12 Oct 2017

YARN - Yet Another Resource Navigator

YARN - Yet Another Resource Negotiator


Introduction

The basic idea behind the introduction of YARN was to split the functionality of Resource Management and Job scheduling. Prior to YARN, MapReduce-1 was used in which there were 2 component Job Tracker and Task Tracker where Job Tracker was used to do work of both the job scheduling and task progress reporting, these 2 are run as 2 different entities in YARN/MapReduce -2 named as Resource Manager and Application Master.


Components

1. Resource Manager - It is the ultimate authority that allocates resource among all application in the system. It is also responsible for allocating container in which application master will start and initializing it after container allocation.

2. Node Manager - It is responsible for monitoring container and their resource usage.

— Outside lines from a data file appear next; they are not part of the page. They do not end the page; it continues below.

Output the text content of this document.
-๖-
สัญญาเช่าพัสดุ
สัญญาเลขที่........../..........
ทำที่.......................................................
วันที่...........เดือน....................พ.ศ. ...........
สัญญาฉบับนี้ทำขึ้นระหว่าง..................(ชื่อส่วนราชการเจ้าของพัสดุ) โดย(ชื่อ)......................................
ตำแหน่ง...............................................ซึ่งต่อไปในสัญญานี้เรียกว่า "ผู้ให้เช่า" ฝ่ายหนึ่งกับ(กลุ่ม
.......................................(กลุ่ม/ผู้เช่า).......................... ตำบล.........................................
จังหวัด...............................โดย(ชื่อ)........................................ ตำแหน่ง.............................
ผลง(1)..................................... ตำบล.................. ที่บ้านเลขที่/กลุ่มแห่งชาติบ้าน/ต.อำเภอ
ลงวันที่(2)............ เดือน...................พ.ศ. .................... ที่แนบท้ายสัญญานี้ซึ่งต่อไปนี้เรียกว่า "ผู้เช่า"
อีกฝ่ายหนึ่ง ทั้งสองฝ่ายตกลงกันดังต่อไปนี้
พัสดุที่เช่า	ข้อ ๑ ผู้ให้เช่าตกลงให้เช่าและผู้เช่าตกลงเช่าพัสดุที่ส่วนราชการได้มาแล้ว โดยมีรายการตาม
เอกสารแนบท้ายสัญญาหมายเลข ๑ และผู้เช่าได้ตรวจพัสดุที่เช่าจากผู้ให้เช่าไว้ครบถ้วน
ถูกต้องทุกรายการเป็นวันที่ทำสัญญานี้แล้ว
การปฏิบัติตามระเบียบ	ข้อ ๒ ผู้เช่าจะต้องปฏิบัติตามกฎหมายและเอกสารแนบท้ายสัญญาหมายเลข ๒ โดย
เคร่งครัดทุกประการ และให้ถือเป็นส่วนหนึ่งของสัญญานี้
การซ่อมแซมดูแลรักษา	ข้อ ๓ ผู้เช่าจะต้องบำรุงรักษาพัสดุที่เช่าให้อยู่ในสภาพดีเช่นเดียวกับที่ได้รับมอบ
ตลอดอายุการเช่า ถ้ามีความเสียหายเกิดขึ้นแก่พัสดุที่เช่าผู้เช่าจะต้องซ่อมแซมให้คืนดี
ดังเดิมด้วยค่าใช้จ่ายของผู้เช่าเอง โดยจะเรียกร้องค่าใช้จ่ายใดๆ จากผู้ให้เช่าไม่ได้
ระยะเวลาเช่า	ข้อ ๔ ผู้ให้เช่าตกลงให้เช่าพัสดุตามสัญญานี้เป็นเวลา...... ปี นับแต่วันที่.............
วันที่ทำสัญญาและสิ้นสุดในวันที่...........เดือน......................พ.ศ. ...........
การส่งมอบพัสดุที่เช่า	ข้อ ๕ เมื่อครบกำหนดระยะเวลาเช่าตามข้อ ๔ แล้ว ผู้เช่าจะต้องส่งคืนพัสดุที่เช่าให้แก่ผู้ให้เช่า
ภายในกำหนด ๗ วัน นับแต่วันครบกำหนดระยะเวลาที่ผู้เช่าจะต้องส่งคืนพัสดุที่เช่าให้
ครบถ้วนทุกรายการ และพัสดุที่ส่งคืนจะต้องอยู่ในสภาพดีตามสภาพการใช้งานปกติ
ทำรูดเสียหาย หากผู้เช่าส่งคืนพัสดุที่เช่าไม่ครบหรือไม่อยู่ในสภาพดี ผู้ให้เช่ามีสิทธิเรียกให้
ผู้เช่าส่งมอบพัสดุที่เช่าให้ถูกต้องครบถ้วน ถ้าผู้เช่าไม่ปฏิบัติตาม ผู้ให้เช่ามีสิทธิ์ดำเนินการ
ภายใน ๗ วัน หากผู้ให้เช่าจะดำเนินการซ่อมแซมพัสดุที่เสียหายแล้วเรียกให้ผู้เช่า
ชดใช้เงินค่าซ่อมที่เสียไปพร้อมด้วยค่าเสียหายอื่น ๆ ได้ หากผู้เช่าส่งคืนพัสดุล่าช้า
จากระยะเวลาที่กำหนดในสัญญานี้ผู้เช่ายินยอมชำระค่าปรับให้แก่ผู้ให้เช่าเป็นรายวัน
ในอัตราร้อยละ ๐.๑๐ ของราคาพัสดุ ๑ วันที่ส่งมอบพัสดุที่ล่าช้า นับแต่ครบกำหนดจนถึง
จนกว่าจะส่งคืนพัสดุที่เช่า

3. Application Master - it is responsible for negotiating resources from Resource Manager and working with node manager to execute and monitor the container and their resource consumption

4. Container - Depict bunch of resource like CPU, Memory, and Disk etc. required for processing of the task. It is the result of successful resource allocation from the resource manager. Container grant the right to application master to use a specific amount of resource on a specific machine (node) in a cluster. There can be multiple containers on the same machine.


Communication flow within YARN

1. Client program submit the application and specification for application master

2. Resource manager takes responsibility to allocate specified container in which Application Master will start, then it initiates Application Master.

3. Application Master boot up and register with Resource manager. This help client to get to know certain required details directly via Application Master.




4. Application Master then makes a resource request to resource manager for allocation of the container with the appropriate resource via Resource Request Protocol (RRP).

5. On successful container allocation Application Master introduce it to Node Manager with required details for launching container. Before starting container Node Manager verifies container allocation with Resource Manager to avoid fake allocation.

6. When Application code executes within the container, the container provides appropriate information to its Application Master via Application Specific Protocol (ASP).

7. During execution client directly connect with Application Master to get Status, Progress etc. via Application Specific Protocol.

8. Once the process of the application submitted by the user is complete, Application Master deregister itself with Resource Manager and shut down, allowing its own container to release and reuse. Along with it, all the container are released again.